La dialectique foucaldienne que Coupat sait si bien parodier a quelque chose de fascinant. La pensée de l'innocence est déjà un embrigadement policier (parce que cela suppose des démarcations et clivages du crible de la gouvernementalité) et donc il ne dit pas être innocent et il n'y a pas à se réclamer de la justice, mais il est victime d'une injustice et n'est pas coupable.


Heureusement, le ramassis d'escrocs, d'imposteurs, d'industriels, de financiers et de filles, toute cette cour de Mazarin sous neuroleptiques, de Louis Napoléon en version Disney, de Fouché du dimanche qui pour l'heure tient le pays, manque du plus élémentaire sens dialectique. Chaque pas qu'ils font vers le contrôle de tout les rapproche de leur perte.


Je dois reconnaître que ce passage est vraiment pas mal écrit dans son pastiche du classicisme de Guy Debord avec une touche de moralisme hugolien du XIXe siècle ("de financiers et de filles"), mais c'est peut-être seulement mon Syndrome de Sarkophobie qui me fait aimer le "Louis Napoléon en version Disney".

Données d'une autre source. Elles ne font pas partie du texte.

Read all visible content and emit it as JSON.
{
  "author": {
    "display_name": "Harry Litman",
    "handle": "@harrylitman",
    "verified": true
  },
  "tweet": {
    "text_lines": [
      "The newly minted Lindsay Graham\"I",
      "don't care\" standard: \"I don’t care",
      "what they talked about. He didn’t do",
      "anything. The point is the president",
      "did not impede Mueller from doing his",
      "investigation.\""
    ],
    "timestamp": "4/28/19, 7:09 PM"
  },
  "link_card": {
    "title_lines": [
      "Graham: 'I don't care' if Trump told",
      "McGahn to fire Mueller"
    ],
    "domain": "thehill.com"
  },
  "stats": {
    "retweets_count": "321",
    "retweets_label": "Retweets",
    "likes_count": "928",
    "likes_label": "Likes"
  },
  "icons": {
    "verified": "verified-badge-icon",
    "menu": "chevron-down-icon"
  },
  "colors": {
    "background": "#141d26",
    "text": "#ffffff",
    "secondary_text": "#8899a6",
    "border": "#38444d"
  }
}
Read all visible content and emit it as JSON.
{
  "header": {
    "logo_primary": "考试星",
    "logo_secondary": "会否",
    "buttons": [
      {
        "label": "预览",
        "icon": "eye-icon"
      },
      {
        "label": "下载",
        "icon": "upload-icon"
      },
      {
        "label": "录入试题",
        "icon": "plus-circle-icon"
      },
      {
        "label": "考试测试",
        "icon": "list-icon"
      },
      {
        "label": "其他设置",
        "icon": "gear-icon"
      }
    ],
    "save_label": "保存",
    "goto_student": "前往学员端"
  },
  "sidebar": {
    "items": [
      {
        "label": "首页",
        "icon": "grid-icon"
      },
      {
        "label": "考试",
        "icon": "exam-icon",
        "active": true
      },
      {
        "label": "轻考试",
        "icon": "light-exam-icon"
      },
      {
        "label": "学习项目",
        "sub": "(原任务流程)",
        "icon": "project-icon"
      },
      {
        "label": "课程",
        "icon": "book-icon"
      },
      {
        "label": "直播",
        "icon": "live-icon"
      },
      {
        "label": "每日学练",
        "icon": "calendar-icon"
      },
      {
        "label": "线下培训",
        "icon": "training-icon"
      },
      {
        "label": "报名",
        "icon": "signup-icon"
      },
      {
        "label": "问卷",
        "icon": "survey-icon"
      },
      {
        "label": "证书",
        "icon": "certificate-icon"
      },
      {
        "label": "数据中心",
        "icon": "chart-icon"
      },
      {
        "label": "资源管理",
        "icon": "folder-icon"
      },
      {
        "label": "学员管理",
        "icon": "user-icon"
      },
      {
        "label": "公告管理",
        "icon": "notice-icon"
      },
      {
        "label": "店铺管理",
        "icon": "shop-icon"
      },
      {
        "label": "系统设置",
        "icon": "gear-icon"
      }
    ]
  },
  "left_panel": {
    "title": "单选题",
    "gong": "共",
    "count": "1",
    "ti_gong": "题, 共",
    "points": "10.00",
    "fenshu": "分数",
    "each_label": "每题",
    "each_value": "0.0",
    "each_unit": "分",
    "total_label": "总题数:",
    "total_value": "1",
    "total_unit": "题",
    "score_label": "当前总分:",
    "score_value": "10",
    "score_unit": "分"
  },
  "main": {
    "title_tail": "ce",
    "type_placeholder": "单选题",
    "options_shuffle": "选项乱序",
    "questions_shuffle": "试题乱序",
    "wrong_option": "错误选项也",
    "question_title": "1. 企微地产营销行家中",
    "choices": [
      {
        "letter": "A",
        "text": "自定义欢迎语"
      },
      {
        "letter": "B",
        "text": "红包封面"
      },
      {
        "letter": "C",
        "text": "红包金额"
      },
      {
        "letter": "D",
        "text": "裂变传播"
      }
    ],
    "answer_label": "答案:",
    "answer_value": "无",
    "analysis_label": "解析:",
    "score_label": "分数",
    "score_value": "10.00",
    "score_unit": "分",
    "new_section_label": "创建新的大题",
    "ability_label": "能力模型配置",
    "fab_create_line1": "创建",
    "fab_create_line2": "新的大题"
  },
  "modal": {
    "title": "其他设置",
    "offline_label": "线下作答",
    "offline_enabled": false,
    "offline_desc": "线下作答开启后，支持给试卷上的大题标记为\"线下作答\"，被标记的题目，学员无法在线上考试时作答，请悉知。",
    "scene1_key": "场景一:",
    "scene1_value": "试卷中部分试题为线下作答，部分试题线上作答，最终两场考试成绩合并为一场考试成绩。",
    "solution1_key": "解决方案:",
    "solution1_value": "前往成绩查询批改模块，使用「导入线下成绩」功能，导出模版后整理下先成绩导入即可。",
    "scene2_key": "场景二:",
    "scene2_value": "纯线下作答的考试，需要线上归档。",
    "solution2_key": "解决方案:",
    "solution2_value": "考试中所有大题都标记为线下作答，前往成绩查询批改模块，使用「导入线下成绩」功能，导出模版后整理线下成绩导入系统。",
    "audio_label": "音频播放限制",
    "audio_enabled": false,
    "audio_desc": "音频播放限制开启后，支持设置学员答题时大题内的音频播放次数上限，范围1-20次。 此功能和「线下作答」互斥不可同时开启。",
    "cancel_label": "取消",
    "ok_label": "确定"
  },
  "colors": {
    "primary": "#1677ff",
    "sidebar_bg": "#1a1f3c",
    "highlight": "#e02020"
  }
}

Coupat a peut-être raison sur la "dialectique" (si ce terme peut recevoir un sens un peu intelligible). Le fait qu'on le lise l'illustre d'ailleurs. Une des bizarreries de ce régime actuel si anti-intellectuel et misologue est qu'il s'évertue à donner tant d'audience à ces petits groupes radicaux si philosophiques ou si "sophistiques".